Yet that is the position that Carlson is claiming is now both mainstream conservatism and part of a Kirk legacy that should be defended.

Planting a seed of Jew-hatred

His presence on the podium at the Kirk memorial, alongside administration leaders, was appalling in and of itself. But the fact that he used that bully pulpit to invoke the ideas that guys who eat hummus (aka Jews) plotted Jesus’s death the way the contemporary left plotted to silence Charlie planted an insidious seed of Jew-hatred in an otherwise moving tribute.

It isn’t cancel culture to seek to rid the public square of this kind of hate any more than it is wrong to seek to reclaim academia for Western values by expelling woke DEI commissars and mobs of pro-Hamas hate-mongers. Doing so is a defense of the values of the American republic that Charlie Kirk believed in and for which he gave his life.

Defending the antisemitism of Carlson and Owens — and all of their friends and allies on the far right and the far left that agree with them — is not consistent with Kirk’s lifework.

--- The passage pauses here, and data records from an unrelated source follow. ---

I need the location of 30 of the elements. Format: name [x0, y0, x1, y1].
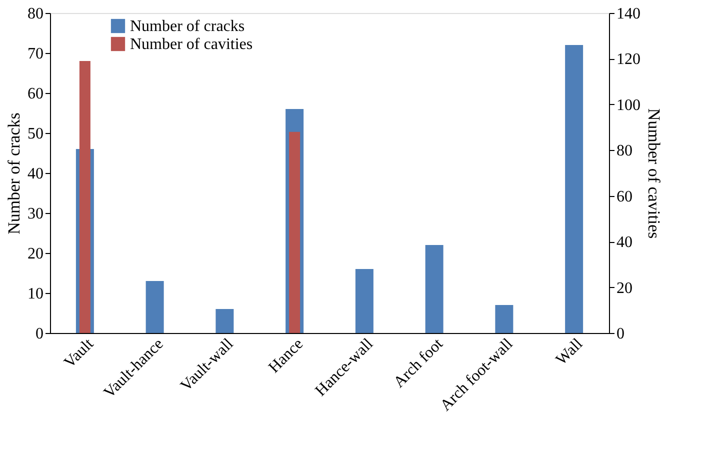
- x-tick-label: Arch foot: [390, 335, 447, 392]
- y2-tick-label: 40: [616, 234, 632, 252]
- y2-tick-label: 120: [616, 51, 640, 68]
- y2-tick-label: 100: [616, 96, 640, 114]
- y-tick-label: 20: [28, 246, 44, 262]
- y2-tick-label: 20: [616, 280, 632, 297]
- y2-tick-label: 60: [616, 188, 632, 206]
- bar: [565, 45, 584, 333]
- y-tick-label: 60: [28, 86, 44, 102]
- bar: [216, 309, 234, 333]
- y-tick-label: 80: [28, 6, 44, 22]
- y2-tick-label: 0: [616, 326, 624, 342]
- x-tick-label: Wall: [552, 335, 586, 369]
- bar: [495, 305, 514, 333]
- bar: [425, 245, 444, 333]
- y-tick-label: 70: [28, 46, 44, 62]
- y2-axis-title: Number of cavities: [644, 108, 664, 239]
- y-axis-title: Number of cracks: [4, 112, 24, 234]
- bar: [355, 269, 374, 333]
- y-tick-label: 40: [28, 166, 44, 182]
- y-tick-label: 0: [36, 326, 44, 342]
- bar: [146, 281, 164, 333]
- y2-tick-label: 140: [616, 6, 640, 22]
- y-tick-label: 10: [28, 286, 44, 302]
- y2-tick-label: 80: [616, 142, 632, 160]
- y-tick-label: 50: [28, 126, 44, 142]
- legend-label: Number of cavities: [130, 36, 253, 53]
- legend-label: Number of cracks: [130, 18, 245, 35]
- y-tick-label: 30: [28, 206, 44, 222]
- x-tick-label: Vault: [61, 335, 98, 372]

Anyone who cares about honoring the 31-year-old husband, father and activist — and his beliefs — should be outraged at the way Tucker Carlson is trying to hijack his legacy. If he succeeds, it will be more than a boost for pro-Hamas thugs and antisemites on both the left and the right. It will also set back any hopes that the efforts to win back America for Kirk’s conservative faith will ultimately succeed.